3. It has a lot of women on stage!
I only point that out because there is still an imbalance in the number of roles available for women throughout the theatre industry, although that is changing at last, and it's refreshing to be part of a production which does that. I should add of course that our men are wonderful in it, with great roles! Everyone on stage is giving 100 per cent, including the many young actors, and it is a joy to be part of. It's totally committed storytelling.
4. There is lovely design and music
Lisa Blair, our brilliant director, has assembled a great design, lighting and sound team. While I am quite a 'maximalist' in my own life, aesthetically speaking, I love an elegant, pared-back stage design. I don't want to see everything 'filled in' for me when I'm in the audience, I want to see an impressionistic sketch, of shadows and light and suggested spaces. I think that's beautifully realised here, and matched by the music that threads through the play, both listened to by the characters and by the audience. It's very atmospheric.

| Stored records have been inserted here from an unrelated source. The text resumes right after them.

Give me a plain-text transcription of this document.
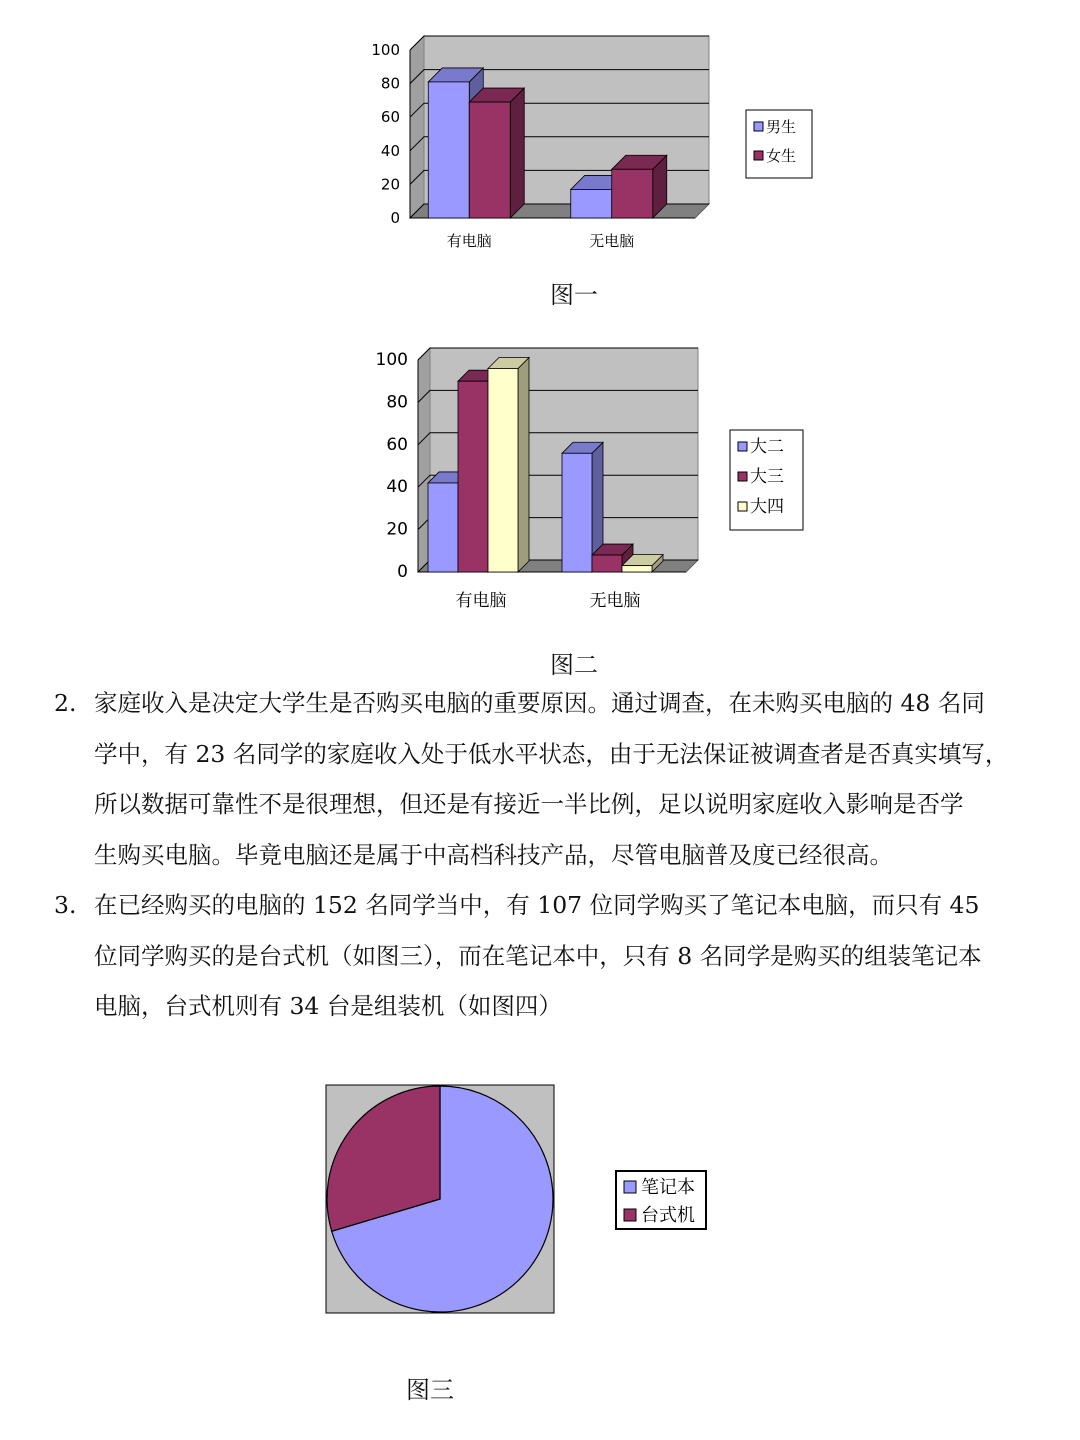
0
20
40
60
80
100
有电脑	无电脑
男生
女生
图一
0
20
40
60
80
100
有电脑	无电脑
大二
大三
大四
图二
2. 家庭收入是决定大学生是否购买电脑的重要原因。通过调查，在未购买电脑的 48 名同
学中，有 23 名同学的家庭收入处于低水平状态，由于无法保证被调查者是否真实填写，
所以数据可靠性不是很理想，但还是有接近一半比例，足以说明家庭收入影响是否学
生购买电脑。毕竟电脑还是属于中高档科技产品，尽管电脑普及度已经很高。
3. 在已经购买的电脑的 152 名同学当中，有 107 位同学购买了笔记本电脑，而只有 45
位同学购买的是台式机（如图三），而在笔记本中，只有 8 名同学是购买的组装笔记本
电脑，台式机则有 34 台是组装机（如图四）
笔记本
台式机
图三
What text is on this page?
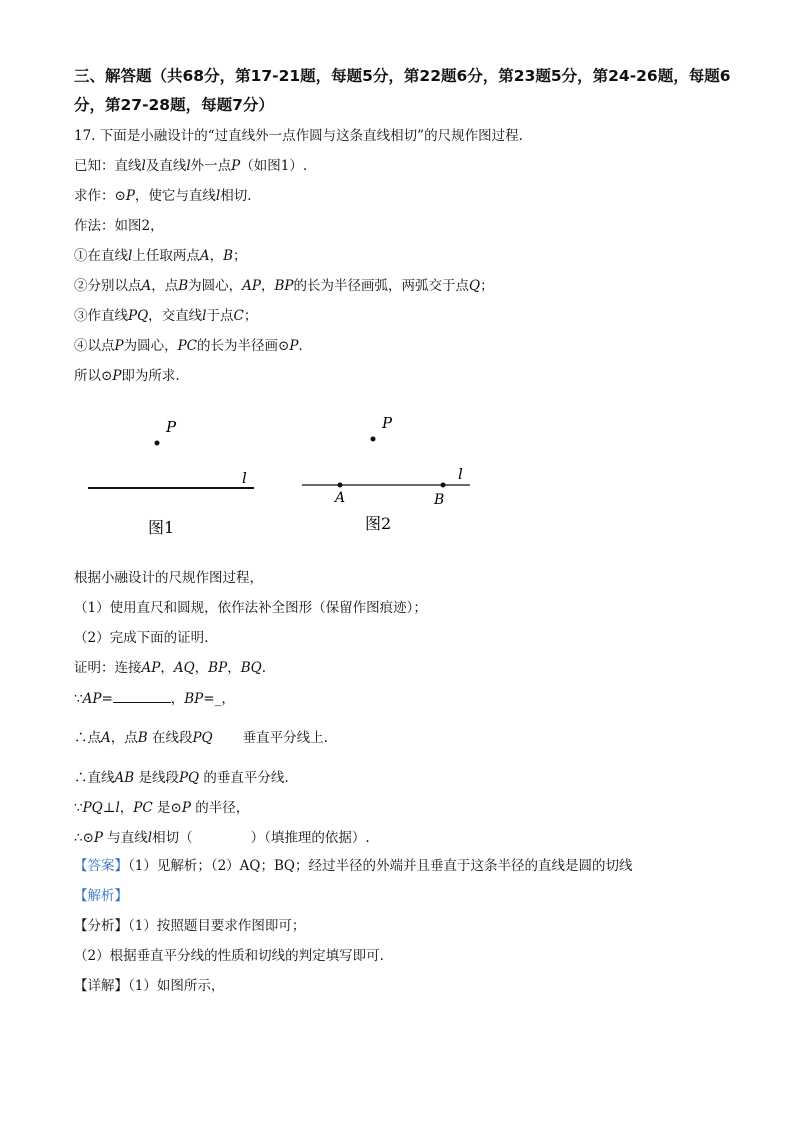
三、解答题（共68分，第17-21题，每题5分，第22题6分，第23题5分，第24-26题，每题6分，第27-28题，每题7分）
17. 下面是小融设计的“过直线外一点作圆与这条直线相切”的尺规作图过程.
已知：直线l及直线l外一点P（如图1）.
求作：⊙P，使它与直线l相切.
作法：如图2，
①在直线l上任取两点A，B；
②分别以点A，点B为圆心，AP，BP的长为半径画弧，两弧交于点Q；
③作直线PQ，交直线l于点C；
④以点P为圆心，PC的长为半径画⊙P.
所以⊙P即为所求.
P
l
图1
P
l
A	B
图2
根据小融设计的尺规作图过程，
（1）使用直尺和圆规，依作法补全图形（保留作图痕迹）；
（2）完成下面的证明.
证明：连接AP，AQ，BP，BQ.
∵AP=	，BP=_，
∴点A，点B 在线段PQ 垂直平分线上.
∴直线AB 是线段PQ 的垂直平分线.
∵PQ⊥l，PC 是⊙P 的半径，
∴⊙P 与直线l相切（	）（填推理的依据）.
【答案】（1）见解析；（2）AQ；BQ；经过半径的外端并且垂直于这条半径的直线是圆的切线
【解析】
【分析】（1）按照题目要求作图即可；
（2）根据垂直平分线的性质和切线的判定填写即可.
【详解】（1）如图所示，
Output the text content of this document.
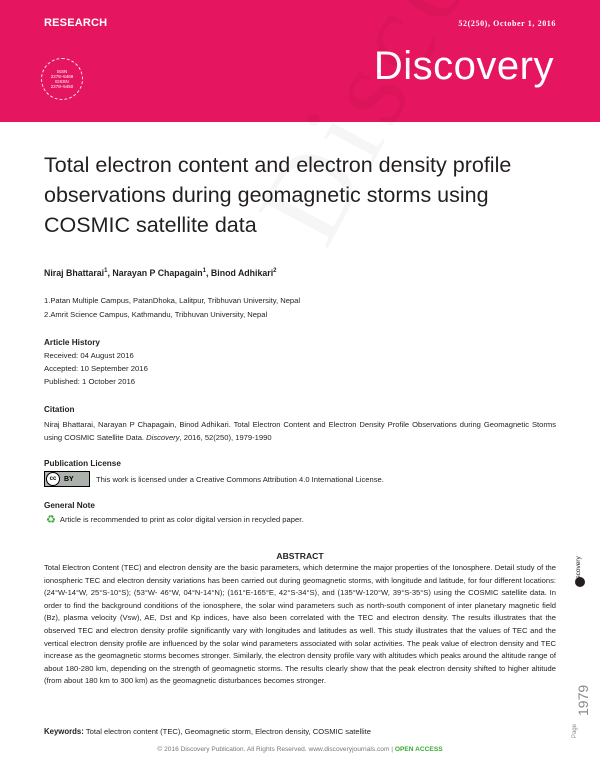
RESEARCH	52(250), October 1, 2016
ISSN
2278–5469
EISSN
2278–5450	Discovery
Total electron content and electron density profile observations during geomagnetic storms using COSMIC satellite data
Niraj Bhattarai$^1$, Narayan P Chapagain$^1$, Binod Adhikari$^2$
1.Patan Multiple Campus, PatanDhoka, Lalitpur, Tribhuvan University, Nepal
2.Amrit Science Campus, Kathmandu, Tribhuvan University, Nepal
Article History
Received: 04 August 2016
Accepted: 10 September 2016
Published: 1 October 2016
Citation
Niraj Bhattarai, Narayan P Chapagain, Binod Adhikari. Total Electron Content and Electron Density Profile Observations during Geomagnetic Storms using COSMIC Satellite Data. Discovery, 2016, 52(250), 1979-1990
Publication License
cc	BY	This work is licensed under a Creative Commons Attribution 4.0 International License.
General Note
♻ Article is recommended to print as color digital version in recycled paper.
ABSTRACT
Total Electron Content (TEC) and electron density are the basic parameters, which determine the major properties of the Ionosphere. Detail study of the ionospheric TEC and electron density variations has been carried out during geomagnetic storms, with longitude and latitude, for four different locations: (24°W-14°W, 25°S-10°S); (53°W- 46°W, 04°N-14°N); (161°E-165°E, 42°S-34°S), and (135°W-120°W, 39°S-35°S) using the COSMIC satellite data. In order to find the background conditions of the ionosphere, the solar wind parameters such as north-south component of inter planetary magnetic field (Bz), plasma velocity (Vsw), AE, Dst and Kp indices, have also been correlated with the TEC and electron density. The results illustrates that the observed TEC and electron density profile significantly vary with longitudes and latitudes as well. This study illustrates that the values of TEC and the vertical electron density profile are influenced by the solar wind parameters associated with solar activities. The peak value of electron density and TEC increase as the geomagnetic storms becomes stronger. Similarly, the electron density profile vary with altitudes which peaks around the altitude range of about 180-280 km, depending on the strength of geomagnetic storms. The results clearly show that the peak electron density shifted to higher altitude (from about 180 km to 300 km) as the geomagnetic disturbances becomes stronger.
Keywords: Total electron content (TEC), Geomagnetic storm, Electron density, COSMIC satellite
© 2016 Discovery Publication. All Rights Reserved. www.discoveryjournals.com | OPEN ACCESS
discovery
Page
1979
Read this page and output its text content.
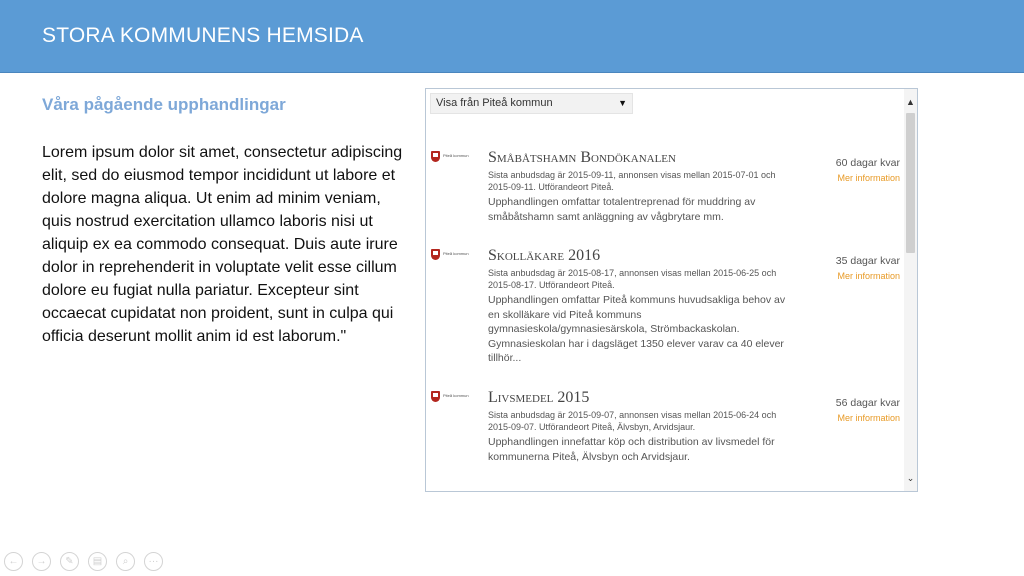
STORA KOMMUNENS HEMSIDA
Våra pågående upphandlingar
Lorem ipsum dolor sit amet, consectetur adipiscing elit, sed do eiusmod tempor incididunt ut labore et dolore magna aliqua. Ut enim ad minim veniam, quis nostrud exercitation ullamco laboris nisi ut aliquip ex ea commodo consequat. Duis aute irure dolor in reprehenderit in voluptate velit esse cillum dolore eu fugiat nulla pariatur. Excepteur sint occaecat cupidatat non proident, sunt in culpa qui officia deserunt mollit anim id est laborum."
Visa från Piteå kommun	▼
Piteå kommun Småbåtshamn Bondökanalen
Sista anbudsdag är 2015-09-11, annonsen visas mellan 2015-07-01 och 2015-09-11. Utförandeort Piteå.
Upphandlingen omfattar totalentreprenad för muddring av småbåtshamn samt anläggning av vågbrytare mm.
60 dagar kvar
Mer information
Piteå kommun Skolläkare 2016
Sista anbudsdag är 2015-08-17, annonsen visas mellan 2015-06-25 och 2015-08-17. Utförandeort Piteå.
Upphandlingen omfattar Piteå kommuns huvudsakliga behov av en skolläkare vid Piteå kommuns gymnasieskola/gymnasiesärskola, Strömbackaskolan. Gymnasieskolan har i dagsläget 1350 elever varav ca 40 elever tillhör...
35 dagar kvar
Mer information
Piteå kommun Livsmedel 2015
Sista anbudsdag är 2015-09-07, annonsen visas mellan 2015-06-24 och 2015-09-07. Utförandeort Piteå, Älvsbyn, Arvidsjaur.
Upphandlingen innefattar köp och distribution av livsmedel för kommunerna Piteå, Älvsbyn och Arvidsjaur.
56 dagar kvar
Mer information
▲
⌄
←	→	✎	▤	⌕	···
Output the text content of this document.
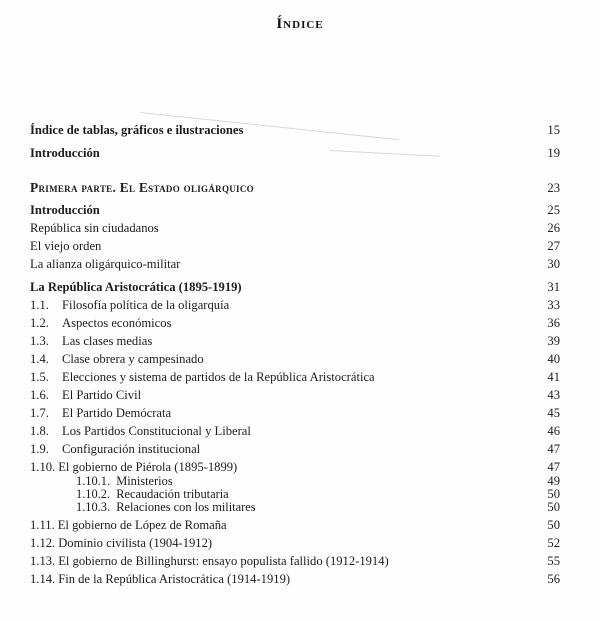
Índice
Índice de tablas, gráficos e ilustraciones	15
Introducción	19
Primera parte. El Estado oligárquico	23
Introducción	25
República sin ciudadanos	26
El viejo orden	27
La alianza oligárquico-militar	30
La República Aristocrática (1895-1919)	31
1.1. Filosofía política de la oligarquía	33
1.2. Aspectos económicos	36
1.3. Las clases medias	39
1.4. Clase obrera y campesinado	40
1.5. Elecciones y sistema de partidos de la República Aristocrática	41
1.6. El Partido Civil	43
1.7. El Partido Demócrata	45
1.8. Los Partidos Constitucional y Liberal	46
1.9. Configuración institucional	47
1.10. El gobierno de Piérola (1895-1899)	47
1.10.1. Ministerios	49
1.10.2. Recaudación tributaria	50
1.10.3. Relaciones con los militares	50
1.11. El gobierno de López de Romaña	50
1.12. Dominio civilista (1904-1912)	52
1.13. El gobierno de Billinghurst: ensayo populista fallido (1912-1914)	55
1.14. Fin de la República Aristocrática (1914-1919)	56
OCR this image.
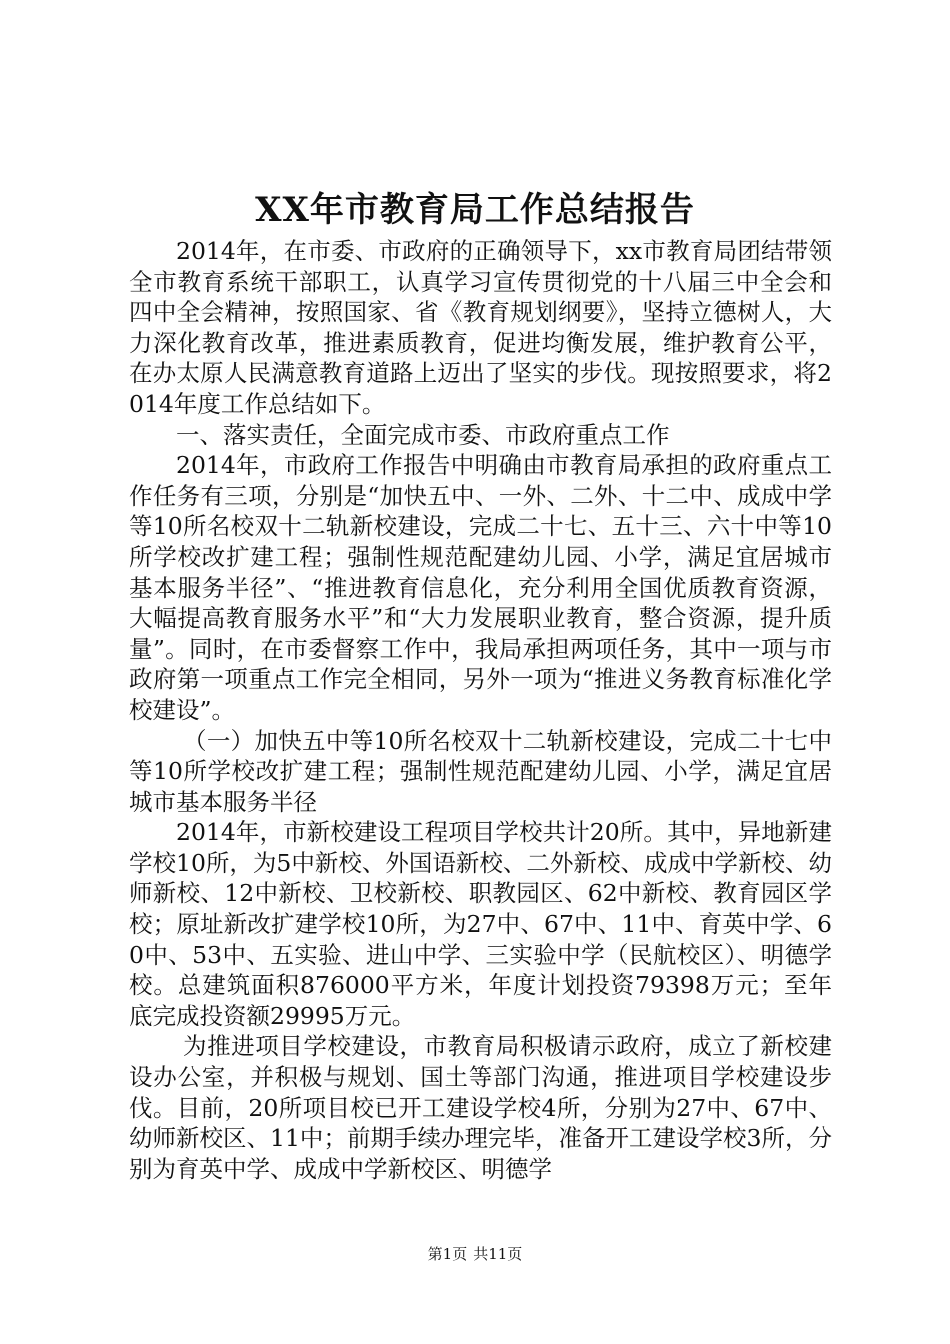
XX年市教育局工作总结报告

2014年，在市委、市政府的正确领导下，xx市教育局团结带领全市教育系统干部职工，认真学习宣传贯彻党的十八届三中全会和四中全会精神，按照国家、省《教育规划纲要》，坚持立德树人，大力深化教育改革，推进素质教育，促进均衡发展，维护教育公平，在办太原人民满意教育道路上迈出了坚实的步伐。现按照要求，将2014年度工作总结如下。

一、落实责任，全面完成市委、市政府重点工作

2014年，市政府工作报告中明确由市教育局承担的政府重点工作任务有三项，分别是“加快五中、一外、二外、十二中、成成中学等10所名校双十二轨新校建设，完成二十七、五十三、六十中等10所学校改扩建工程；强制性规范配建幼儿园、小学，满足宜居城市基本服务半径”、“推进教育信息化，充分利用全国优质教育资源，大幅提高教育服务水平”和“大力发展职业教育，整合资源，提升质量”。同时，在市委督察工作中，我局承担两项任务，其中一项与市政府第一项重点工作完全相同，另外一项为“推进义务教育标准化学校建设”。

（一）加快五中等10所名校双十二轨新校建设，完成二十七中等10所学校改扩建工程；强制性规范配建幼儿园、小学，满足宜居城市基本服务半径

2014年，市新校建设工程项目学校共计20所。其中，异地新建学校10所，为5中新校、外国语新校、二外新校、成成中学新校、幼师新校、12中新校、卫校新校、职教园区、62中新校、教育园区学校；原址新改扩建学校10所，为27中、67中、11中、育英中学、60中、53中、五实验、进山中学、三实验中学（民航校区）、明德学校。总建筑面积876000平方米，年度计划投资79398万元；至年底完成投资额29995万元。

为推进项目学校建设，市教育局积极请示政府，成立了新校建设办公室，并积极与规划、国土等部门沟通，推进项目学校建设步伐。目前，20所项目校已开工建设学校4所，分别为27中、67中、幼师新校区、11中；前期手续办理完毕，准备开工建设学校3所，分别为育英中学、成成中学新校区、明德学

第1页 共11页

5. The themes of 'place' in the world, and hope and aspiration
The story is about an immigrant family. Whilst it isn't overtly political, it deals deftly and honestly with the challenges faced by people who are courageous enough to uproot their whole lives, as millions of Italians like those in our play did in the early years of the 20th century, fleeing intense poverty in search of a better life. What happens to your soul if, in your new country, you have no name here? What does it do to your heart, to your love for those around you? What does it turn you into, how can you survive the indignity, the lack of security, with a fractured sense of belonging and who you are? These questions are all asked powerfully by the play and they're perennially important to remember.